Science

Scientists Plan to Bring Back a Giant Zombie Siberian Virus

If the permafrost melts, more viruses could be unearthed.

An ancient giant virus has been uncovered in Siberia’s slowly unfreezing permafrost, and scientists want to bring it back to life.

There’s no guarantee the 30,000-year-old virus, Mollivirus sibericum, will be pathogenic — but that’s not the point. The reason the researchers, hailing from France’s National Center for Scientific Research, are so eager to bring it back is to investigate what could happen if — or when, at this rate — the Arctic and sub-Arctic regions defrost completely.

It’s no secret that these areas are already bearing the effects of climate change. The so-called “permafrost” isn’t quite permanently frozen anymore, and scientists like Jean-Michel Claverie, who led the discovery of the giant virus, want to be prepared for the ancient pathogens that climate change might defrost.

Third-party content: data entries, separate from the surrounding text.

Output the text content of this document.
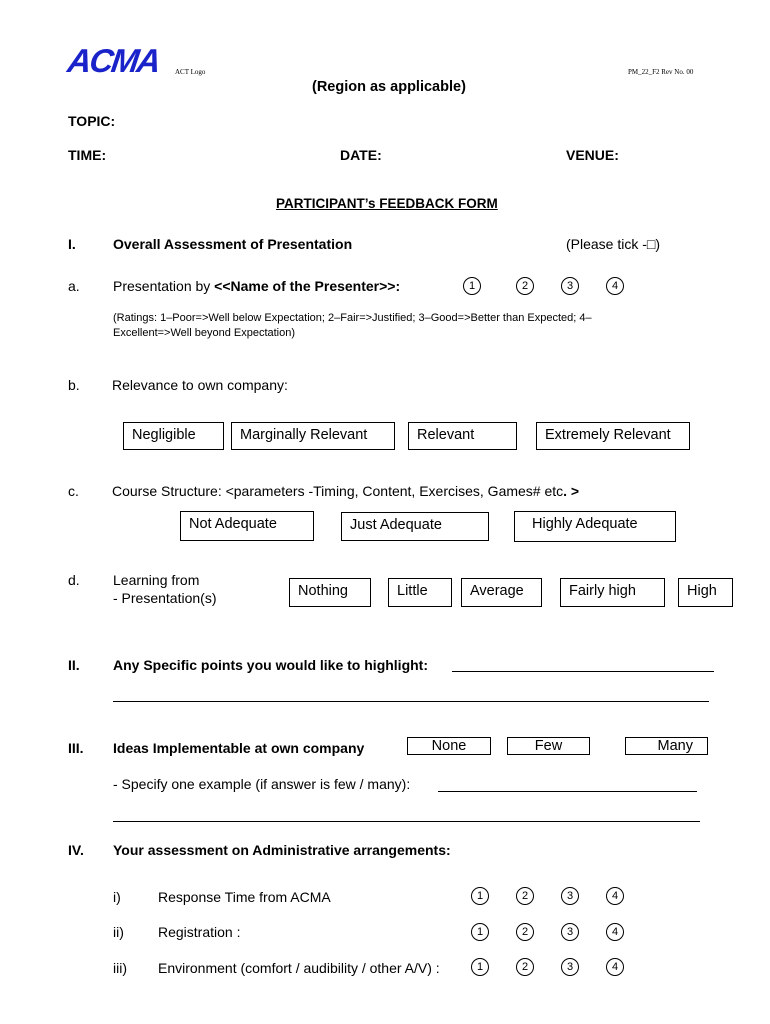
ACMA ACT Logo	PM_22_F2 Rev No. 00
(Region as applicable)
TOPIC:
TIME:	DATE:	VENUE:
PARTICIPANT’s FEEDBACK FORM
I.	Overall Assessment of Presentation	(Please tick -□)
a. Presentation by <<Name of the Presenter>>:	1	2	3	4
(Ratings: 1–Poor=>Well below Expectation; 2–Fair=>Justified; 3–Good=>Better than Expected; 4–
Excellent=>Well beyond Expectation)
b. Relevance to own company:
Negligible	Marginally Relevant	Relevant	Extremely Relevant
c. Course Structure: <parameters -Timing, Content, Exercises, Games# etc. >
Not Adequate	Just Adequate	Highly Adequate
d. Learning from
- Presentation(s)	Nothing	Little	Average	Fairly high	High
II. Any Specific points you would like to highlight:
III. Ideas Implementable at own company	None	Few	Many
- Specify one example (if answer is few / many):
IV. Your assessment on Administrative arrangements:
i)	Response Time from ACMA	1	2	3	4
ii) Registration :	1	2	3	4
iii) Environment (comfort / audibility / other A/V) :	1	2	3	4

Digging up these newly thawed areas — say, to reap its untouched stores of minerals and oil — might unearth more of these viruses, more quickly. The Siberian region where the virus was found has been eyed for its resources.

Claverie’s team, describing their findings in the Proceedings of the National Academy of Sciences, plans to bring M. sibericum back from the dead by injecting it into a single-cell ameoba host. It’s the fourth such giant virus — that is, longer than one one-thousandth of a millimeter — that’s been found in the region.

“The fact that two different viruses retain their infectivity in prehistorical permafrost layers should be of concern in a context of global warming,” the authors wrote. While we don’t know whether they’ll be harmful, we do know more of these ancient bugs will be unearthed if we don’t do what it takes to keep the permafrost permanently frosty.